Nina Reetzke: Herr Brüger, you studied art, but design and architecture also play a key role in your works. Why do you deal with such everyday objects?
Martin Brüger: I am not interested in art that seeks to be a new creation. It fascinates me to use things as the starting point for my work that exist independently of myself and my art. However, unlike Marcel Duchamp my aim is not to declare an everyday object to be art but to alter it in some way so that it loses its everyday function and is enriched by a level of artistic reflection.

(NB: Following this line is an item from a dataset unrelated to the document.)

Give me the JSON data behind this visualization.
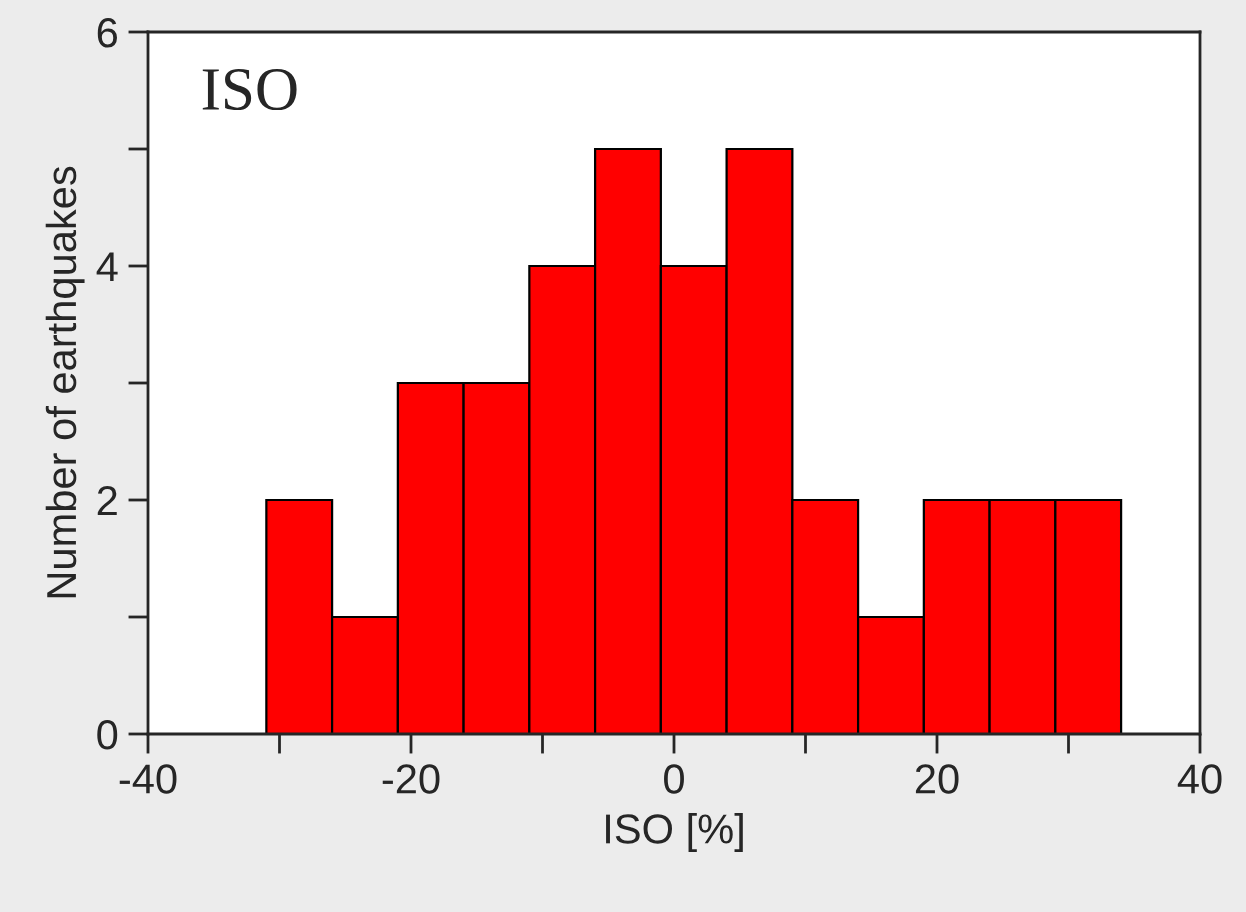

How does that translate into action?
Brüger: Once I have selected an everyday item or an architecture photo as the starting point for my work then I take something away from it, namely the thing that defines the familiar function of the item or building. Subsequently, I add something to it, which you would not normally expect at this point. Often my works are extended in their proportions – compared with their original state. The result: hybrids that can be assigned both to the everyday but also to art. Form should always have a quality, regardless of the context it stands in.
How do you choose the starting point in your appliance objects?
Brüger: I like products that have something reduced and simultaneously convey a colorful, strong design statement – usually they are from the 1970s. There is some fantastic design around today – the Apple products, some of the Braun designs or for instance the wonderful Wogg 52 shelving system – but the current trend is towards sophisticated materials and surface structures, less use of color and much more subtle. My original products are not necessarily high-end design, but rather “cheap”, industrial design, which precisely on account of its simplicity can be linked to Pop Art, Minimal Art and Constructive Art.
How do the color concepts come about?
Brüger: Some time ago I bought two bathroom cabinets in a second-hand store. First of all, I found them somewhat disgusting because they were this awful dusky pinkish beige color. But then I tried to find out what colors would suit them and could also form a strong contrast to them. I ended up with a neon green and strange salmon pink. These are colors that have nothing to do with the 1960s aesthetics and stem more from a contemporary color range; they break up and ennoble the original cream color.
What is the role of effects such as shine, transparency and little bulbs that can be switched on and off?
Brüger: In the appliance objects the inserts are made of MDF with a high-gloss finish. You cannot allow any dust to get in the paint, they have to be carefully done. I get the paint work done in a car paint workshop. The original products are used items that I buy on Ebay. Though they are usually injection molded and had shiny surfaces there is a scratch there or a corner missing or the material has become more matt over the years. I remove the electronics, in other words the part that constitutes the appliance. Only the little bulbs remain. So when you put in the plug the little bulb comes on but nothing else happens. And then you have the names on them such as AEG, Bauknecht or other brand names …
The term “semantic breaks” is often used when talking about your works. Is the expression apt?
Brüger: I tend to think in contrasts rather than in a strong coherence, where everything harmonizes with each other. On repeated occasions I have experienced that ultimately even contrasts are interlocked and have something to do with each other but in a more rambling and complex manner.
What do you think about the word “economic miracle”?
Brüger: What I find miraculous is that unconsciously the planning basis for industry is still a belief in unrestricted growth and inexhaustible resources.